In the coming weeks, the EU investigators will visit BYD, Geely, and SAIC, according to Reuters. Their visits will help determine whether the EU imposes higher tariffs to protect European carmakers.
BYD recently overtook Elon Musk’s Tesla as the global leader in sales of electric vehicles. Backed by Warren Buffett’s Berkshire Hathaway, the carmaker keeps its costs low partly by owning the entire supply chain of its EV batteries, significant since a battery accounts for roughly 40% of an electric vehicle’s price. But as the existence of the EU’s anti-subsidy investigation suggests, many worry there’s more than supply-chain efficiencies behind the low prices of Chinese EVs. The visits promise to be central to the EU probe, announced in September and set to run for 13 months.
Chinese EVs 'distorting our market' “Their price is kept artificially low by huge state subsidies. This is distorting our market,” European Commission President Ursula von der Leyen said in September of Chinese EVs. “And as we do not accept this distortion from the inside in our market, we do not accept this from the outside.”
(Excerpt) Read more at msn.com ...
My local ChiCom buffet is good value for my money. Should these be banned too?
I just rode in a BYD car/taxi in Tromso Norway this past week. Surprisingly nice vehicle. They will kill US automakers if they come on shore in the US.
I just rode in a BYD car/taxi in Tromso Norway this past week. Surprisingly nice vehicle. They will kill US automakers if they come on shore in the US.
What in the world are you doing in Tromso, Norway in mid-January?
It’s getting cold up there.
I hope that the pay is good, if it isn’t a cruise.
You’re not going to beat government subsidies. The reason why America doesn’t have the industrial base it should is because China government subsidized industries until they captured everything.
Do you think slitting America’s industrial throat over EV’s is wise to save a few bucks?
I like Scandinavia in winter! Been touring around past couple weeks. Reykjavík for a week seeing Northern Lights, hitting the bars. Then Tromso for a week, photographing moose, seeing the German Battleship Tirpitz, drinking a lot of Mack Bauer dark beer, etc.
Then A week in Oslo, boating.
Sitting on a plane looking for a gate in CDG as I write this.
It is Mack Bayer beer. I got autocorrected.
Our economy has been a slave to China since NAFTA.
China invests wisely by putting money in the pockets of US politicians who can benefit them the most, including our current White House _resident.
China cheating? Nah, can’t be. Never happen. LOL
Battery cars are a joke...and not truly “green” friendly.
Just more propaganda from our masters.
Walmart comes to the auto industry:
“the carmaker keeps its costs low partly by owning the entire supply chain of its...”
>> They will kill US automakers if they come on shore in the US.

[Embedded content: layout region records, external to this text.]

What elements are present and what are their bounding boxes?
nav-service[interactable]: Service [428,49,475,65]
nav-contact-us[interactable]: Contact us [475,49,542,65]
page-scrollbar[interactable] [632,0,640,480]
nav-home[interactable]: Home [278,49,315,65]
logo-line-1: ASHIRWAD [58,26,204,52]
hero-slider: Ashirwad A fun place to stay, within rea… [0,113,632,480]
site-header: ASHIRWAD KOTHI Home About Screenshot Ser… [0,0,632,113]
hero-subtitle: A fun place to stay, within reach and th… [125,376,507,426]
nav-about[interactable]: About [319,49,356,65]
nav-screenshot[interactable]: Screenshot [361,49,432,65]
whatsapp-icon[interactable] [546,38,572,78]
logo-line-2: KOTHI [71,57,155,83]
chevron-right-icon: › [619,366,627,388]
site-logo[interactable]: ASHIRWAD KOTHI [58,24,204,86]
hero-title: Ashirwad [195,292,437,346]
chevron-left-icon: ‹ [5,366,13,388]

IF it kills the EV “industry” in the US (and if the entire world EV industry goes tits up), HOORAY! May it be so.
For Germany this is a major problem. The German car MFGs are exporters of cars to earn the country money. That money yield’s unions, high wages, good living for all. Now the Germans have mandated the change to EVs. EVs required 30% fewer workers since no ICE. That means 250,000 less working unionized, high paying jobs in Germany! Now Germans have allowed the CCP cars into Germany. The CCP cars are built by very low cost labor. So now the German’s have killed their car business model .
An Allianz Trade report last year said that China’s EV makers pose a significant threat to Europe’s carmakers, particularly the “automotive-dependent economies of Germany, Slovakia and Czech Republic.” The report called for higher tariffs on Chinese EVs, estimating they could cost Europe’s carmakers 7 billion euros a year in lost profits by 2030.

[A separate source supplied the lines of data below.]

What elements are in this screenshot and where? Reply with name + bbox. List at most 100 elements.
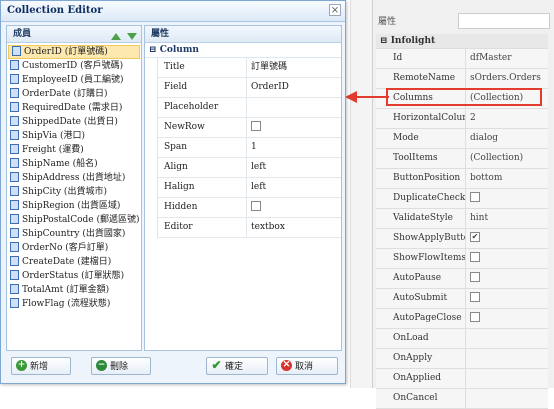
- designer-property-row[interactable]: Id dfMaster: [376, 49, 548, 69]
- member-label: ShippedDate (出貨日): [22, 117, 118, 127]
- designer-property-row[interactable]: DuplicateCheck: [376, 189, 548, 209]
- designer-property-row[interactable]: HorizontalColumn2: [376, 109, 548, 129]
- member-list-item[interactable]: TotalAmt (訂單金額): [7, 283, 141, 297]
- checkbox[interactable]: [251, 200, 261, 211]
- designer-property-row[interactable]: OnCancel: [376, 389, 548, 409]
- delete-button[interactable]: − 刪除: [91, 357, 151, 375]
- ok-button[interactable]: ✔ 確定: [206, 357, 268, 375]
- designer-property-row[interactable]: RemoteName sOrders.Orders: [376, 69, 548, 89]
- column-property-value[interactable]: left: [247, 158, 341, 177]
- column-property-value[interactable]: textbox: [247, 218, 341, 237]
- checkbox[interactable]: [470, 311, 480, 322]
- designer-property-value[interactable]: [466, 349, 548, 368]
- column-icon: [10, 255, 19, 266]
- column-property-row[interactable]: NewRow: [158, 118, 341, 138]
- column-property-row[interactable]: Title 訂單號碼: [158, 58, 341, 78]
- designer-property-row[interactable]: Mode dialog: [376, 129, 548, 149]
- designer-property-value[interactable]: [466, 189, 548, 208]
- member-list-item[interactable]: ShipVia (港口): [7, 129, 141, 143]
- close-icon[interactable]: ×: [329, 4, 341, 16]
- designer-property-row[interactable]: AutoPause: [376, 269, 548, 289]
- column-property-row[interactable]: Halign left: [158, 178, 341, 198]
- member-list-item[interactable]: CustomerID (客戶號碼): [7, 59, 141, 73]
- member-list-item[interactable]: OrderID (訂單號碼): [8, 45, 140, 59]
- column-property-value[interactable]: 1: [247, 138, 341, 157]
- column-property-value[interactable]: [247, 98, 341, 117]
- designer-property-name: ToolItems: [376, 149, 466, 168]
- member-list-item[interactable]: EmployeeID (員工編號): [7, 73, 141, 87]
- designer-property-row[interactable]: ValidateStyle hint: [376, 209, 548, 229]
- column-group-header[interactable]: ⊟ Column: [145, 43, 341, 58]
- designer-property-row[interactable]: OnApplied: [376, 369, 548, 389]
- designer-property-value[interactable]: sOrders.Orders: [466, 69, 548, 88]
- designer-property-value[interactable]: 2: [466, 109, 548, 128]
- designer-property-row[interactable]: ToolItems (Collection): [376, 149, 548, 169]
- member-list-item[interactable]: ShipPostalCode (郵遞區號): [7, 213, 141, 227]
- designer-property-value[interactable]: dfMaster: [466, 49, 548, 68]
- designer-property-row[interactable]: AutoSubmit: [376, 289, 548, 309]
- column-property-value[interactable]: [247, 118, 341, 137]
- designer-property-value[interactable]: (Collection): [466, 149, 548, 168]
- designer-property-value[interactable]: [466, 249, 548, 268]
- designer-property-name: AutoPageClose: [376, 309, 466, 328]
- member-list-item[interactable]: ShipName (船名): [7, 157, 141, 171]
- column-property-row[interactable]: Align left: [158, 158, 341, 178]
- designer-property-value[interactable]: ✔: [466, 229, 548, 248]
- column-icon: [10, 227, 19, 238]
- designer-property-search[interactable]: [458, 13, 550, 29]
- member-list-item[interactable]: OrderNo (客戶訂單): [7, 241, 141, 255]
- member-list-item[interactable]: FlowFlag (流程狀態): [7, 297, 141, 311]
- member-list-item[interactable]: ShippedDate (出貨日): [7, 115, 141, 129]
- designer-property-value[interactable]: bottom: [466, 169, 548, 188]
- designer-property-row[interactable]: AutoPageClose: [376, 309, 548, 329]
- column-property-row[interactable]: Hidden: [158, 198, 341, 218]
- member-list-item[interactable]: OrderStatus (訂單狀態): [7, 269, 141, 283]
- dialog-title-bar[interactable]: Collection Editor ×: [1, 1, 345, 22]
- member-list-item[interactable]: ShipCity (出貨城市): [7, 185, 141, 199]
- column-property-name: NewRow: [158, 118, 247, 137]
- column-property-value[interactable]: OrderID: [247, 78, 341, 97]
- add-button[interactable]: + 新增: [11, 357, 71, 375]
- column-property-value[interactable]: left: [247, 178, 341, 197]
- designer-property-row[interactable]: ShowApplyButton ✔: [376, 229, 548, 249]
- member-list-item[interactable]: CreateDate (建檔日): [7, 255, 141, 269]
- cancel-button[interactable]: ✕ 取消: [276, 357, 338, 375]
- move-up-icon[interactable]: [110, 33, 121, 40]
- designer-property-row[interactable]: OnApply: [376, 349, 548, 369]
- member-list-item[interactable]: Freight (運費): [7, 143, 141, 157]
- column-property-row[interactable]: Editor textbox: [158, 218, 341, 238]
- member-list-item[interactable]: ShipAddress (出貨地址): [7, 171, 141, 185]
- column-property-row[interactable]: Field OrderID: [158, 78, 341, 98]
- checkbox[interactable]: [470, 191, 480, 202]
- checkbox[interactable]: [470, 271, 480, 282]
- designer-property-group[interactable]: ⊟ Infolight: [376, 34, 548, 49]
- designer-property-row[interactable]: OnLoad: [376, 329, 548, 349]
- designer-property-value[interactable]: [466, 289, 548, 308]
- checkbox[interactable]: [470, 291, 480, 302]
- designer-property-value[interactable]: [466, 369, 548, 388]
- column-property-name: Field: [158, 78, 247, 97]
- designer-property-row[interactable]: ShowFlowItems: [376, 249, 548, 269]
- column-property-row[interactable]: Placeholder: [158, 98, 341, 118]
- column-property-value[interactable]: 訂單號碼: [247, 58, 341, 77]
- designer-property-value[interactable]: [466, 269, 548, 288]
- checkbox[interactable]: ✔: [470, 231, 480, 242]
- member-list-item[interactable]: ShipRegion (出貨區域): [7, 199, 141, 213]
- designer-property-value[interactable]: [466, 389, 548, 408]
- designer-property-value[interactable]: dialog: [466, 129, 548, 148]
- designer-property-name: DuplicateCheck: [376, 189, 466, 208]
- move-down-icon[interactable]: [127, 33, 137, 40]
- designer-property-value[interactable]: [466, 309, 548, 328]
- checkbox[interactable]: [251, 120, 261, 131]
- checkbox[interactable]: [470, 251, 480, 262]
- column-property-row[interactable]: Span 1: [158, 138, 341, 158]
- column-property-value[interactable]: [247, 198, 341, 217]
- member-list-item[interactable]: RequiredDate (需求日): [7, 101, 141, 115]
- designer-property-value[interactable]: hint: [466, 209, 548, 228]
- member-list-item[interactable]: OrderDate (訂購日): [7, 87, 141, 101]
- member-list-item[interactable]: ShipCountry (出貨國家): [7, 227, 141, 241]
- designer-property-value[interactable]: [466, 329, 548, 348]
- ok-label: 確定: [225, 362, 244, 372]
- column-icon: [10, 115, 19, 126]
- designer-property-row[interactable]: ButtonPosition bottom: [376, 169, 548, 189]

In the EU, Chinese-made EVs typically sell for 20% less than those made in the bloc, and their share of the EV market, which has grown to 8%, could reach 15% by 2025, according to Reuters.

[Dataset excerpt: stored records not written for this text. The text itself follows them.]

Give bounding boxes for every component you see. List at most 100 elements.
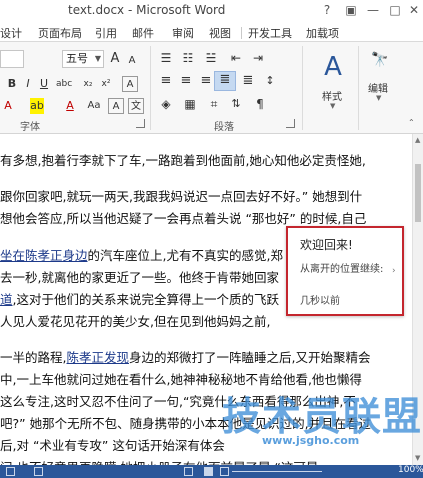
page-status-icon[interactable] (6, 467, 15, 476)
document-line: 人见人爱花见花开的美少女,但在见到他妈妈之前, (0, 314, 271, 329)
multilevel-list-icon[interactable]: ☱ (203, 50, 219, 66)
chinese-layout-icon[interactable]: ⌗ (206, 96, 222, 112)
change-case-icon[interactable]: Aa (86, 98, 102, 114)
styles-label[interactable]: 样式 (322, 88, 342, 103)
align-left-icon[interactable]: ≡ (158, 73, 174, 89)
zoom-slider[interactable] (232, 471, 322, 472)
scroll-down-icon[interactable]: ▼ (415, 454, 420, 462)
popup-time[interactable]: 几秒以前 (300, 292, 340, 307)
highlight-icon[interactable]: ab (30, 98, 44, 114)
welcome-back-popup[interactable]: 欢迎回来! 从离开的位置继续: 几秒以前 › (286, 226, 404, 316)
shading-icon[interactable]: ◈ (158, 96, 174, 112)
line-rest: ,这对于他们的关系来说完全算得上一个质的飞跃 (12, 292, 279, 307)
italic-icon[interactable]: I (20, 76, 36, 92)
popup-subtitle: 从离开的位置继续: (300, 264, 384, 275)
proofing-icon[interactable] (34, 467, 43, 476)
text-link[interactable]: 陈孝正发现 (66, 350, 129, 365)
tab-references[interactable]: 引用 (95, 25, 117, 41)
document-line: 道,这对于他们的关系来说完全算得上一个质的飞跃 (0, 289, 279, 308)
minimize-button[interactable]: — (364, 2, 382, 18)
chevron-down-icon[interactable]: ▼ (330, 102, 335, 110)
justify-icon[interactable]: ≣ (214, 71, 236, 91)
status-bar: 100% (0, 465, 423, 478)
subscript-icon[interactable]: x₂ (80, 76, 96, 92)
bullets-icon[interactable]: ☰ (158, 50, 174, 66)
align-center-icon[interactable]: ≡ (178, 73, 194, 89)
document-line: 问,也不好意思再隐瞒,她把小册子在他面前晃了晃,“这可是 (0, 457, 318, 465)
borders-icon[interactable]: ▦ (182, 96, 198, 112)
text-link[interactable]: 坐在陈孝正身边 (0, 248, 88, 263)
font-settings-icon[interactable]: A (122, 76, 138, 92)
close-button[interactable]: ✕ (405, 2, 423, 18)
group-separator (358, 46, 359, 130)
enclose-char-icon[interactable]: 文 (128, 98, 144, 114)
chevron-down-icon[interactable]: ▼ (376, 94, 381, 102)
line-start: 一半的路程, (0, 350, 67, 365)
font-size-box[interactable]: 五号 ▼ (62, 50, 104, 68)
grow-font-icon[interactable]: A (107, 51, 123, 67)
char-border-icon[interactable]: A (108, 98, 124, 114)
line-rest: 身边的郑微打了一阵瞌睡之后,又开始聚精会 (129, 350, 371, 365)
increase-indent-icon[interactable]: ⇥ (250, 50, 266, 66)
ribbon-tabs: 设计 页面布局 引用 邮件 审阅 视图 开发工具 加载项 (0, 22, 423, 42)
editing-label[interactable]: 编辑 (368, 80, 388, 95)
ribbon: 五号 ▼ A A B I U abc x₂ x² A A ab A Aa A 文… (0, 42, 423, 134)
document-line: 想他会答应,所以当他迟疑了一会再点着头说 “那也好” 的时候,自己 (0, 211, 367, 226)
popup-chevron-icon[interactable]: › (392, 266, 396, 276)
document-line: 去一秒,就离他的家更近了一些。他终于肯带她回家 (0, 270, 279, 285)
strikethrough-icon[interactable]: abc (56, 76, 72, 92)
styles-icon[interactable]: A (320, 52, 346, 82)
ribbon-display-icon[interactable]: ▣ (342, 2, 360, 18)
group-separator (150, 46, 151, 130)
shrink-font-icon[interactable]: A (124, 53, 140, 69)
tab-developer[interactable]: 开发工具 (248, 25, 292, 41)
superscript-icon[interactable]: x² (98, 76, 114, 92)
distributed-icon[interactable]: ≣ (240, 73, 256, 89)
print-layout-icon[interactable] (204, 467, 213, 476)
zoom-level[interactable]: 100% (398, 465, 423, 475)
document-line: 一半的路程,陈孝正发现身边的郑微打了一阵瞌睡之后,又开始聚精会 (0, 347, 370, 366)
sort-icon[interactable]: ⇅ (228, 96, 244, 112)
binoculars-icon[interactable]: 🔭 (370, 52, 390, 72)
scroll-up-icon[interactable]: ▲ (415, 136, 420, 144)
group-separator (302, 46, 303, 130)
numbering-icon[interactable]: ☷ (180, 50, 196, 66)
window-title: text.docx - Microsoft Word (68, 3, 226, 17)
watermark-url: www.jsgho.com (262, 434, 360, 447)
paragraph-group-label: 段落 (214, 122, 234, 133)
tab-review[interactable]: 审阅 (172, 25, 194, 41)
paragraph-dialog-launcher-icon[interactable] (286, 119, 295, 128)
maximize-button[interactable]: □ (386, 2, 404, 18)
tab-design[interactable]: 设计 (0, 25, 22, 41)
align-right-icon[interactable]: ≡ (198, 73, 214, 89)
tab-page-layout[interactable]: 页面布局 (38, 25, 82, 41)
collapse-ribbon-icon[interactable]: ⌃ (408, 118, 415, 127)
read-mode-icon[interactable] (184, 467, 193, 476)
font-group-label: 字体 (20, 122, 40, 133)
text-link[interactable]: 道 (0, 292, 13, 307)
font-color-icon[interactable]: A (62, 98, 78, 114)
document-line: 坐在陈孝正身边的汽车座位上,尤有不真实的感觉,郑 (0, 245, 283, 264)
tab-separator (241, 27, 242, 39)
show-marks-icon[interactable]: ¶ (252, 96, 268, 112)
title-bar: text.docx - Microsoft Word ? ▣ — □ ✕ (0, 0, 423, 22)
document-line: 后,对 “术业有专攻” 这句话开始深有体会 (0, 438, 225, 453)
tab-mailings[interactable]: 邮件 (132, 25, 154, 41)
underline-icon[interactable]: U (36, 76, 52, 92)
font-dialog-launcher-icon[interactable] (136, 119, 145, 128)
font-size-value: 五号 (66, 52, 88, 65)
decrease-indent-icon[interactable]: ⇤ (228, 50, 244, 66)
chevron-down-icon[interactable]: ▼ (95, 51, 101, 67)
tab-view[interactable]: 视图 (209, 25, 231, 41)
line-rest: 的汽车座位上,尤有不真实的感觉,郑 (87, 248, 283, 263)
popup-title: 欢迎回来! (300, 238, 353, 252)
bold-icon[interactable]: B (4, 76, 20, 92)
web-layout-icon[interactable] (220, 467, 229, 476)
scroll-thumb[interactable] (415, 164, 421, 222)
text-effects-icon[interactable]: A (0, 98, 16, 114)
help-icon[interactable]: ? (318, 2, 336, 18)
tab-addins[interactable]: 加载项 (306, 25, 339, 41)
line-spacing-icon[interactable]: ↕ (262, 73, 278, 89)
document-line: 跟你回家吧,就玩一两天,我跟我妈说迟一点回去好不好。” 她想到什 (0, 189, 363, 204)
font-name-box[interactable] (0, 50, 24, 68)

“No one can match BYD on price. Period,” Michael Dunne, CEO of Asia-focused car consultancy Dunne Insights, told the Financial Times earlier this month. “Boardrooms in America, Europe, Korea, and Japan are in a state of shock.”
Tesla CEO Elon Musk has gone from laughing about the quality of BYD cars in 2011 to suggesting recently that Chinese companies will emerge as dominant players in the global automotive industry.
In the EU, Chinese EV makers face 10% tariffs, versus 27.5% in the U.S. That’s encouraged them to target Europe as their home market gets increasingly crowded, although they’re also growing in Southeast Asia, Mexico, Australia, and elsewhere. Indeed, China has recently overtaken Japan as the world’s largest car exporter.
This month, BYD’s first chartered cargo ship—dubbed the “BYD Explorer No. 1”—embarked on its maiden voyage. Capable of carrying 7,000 cars, its destination is, predictably, Europe.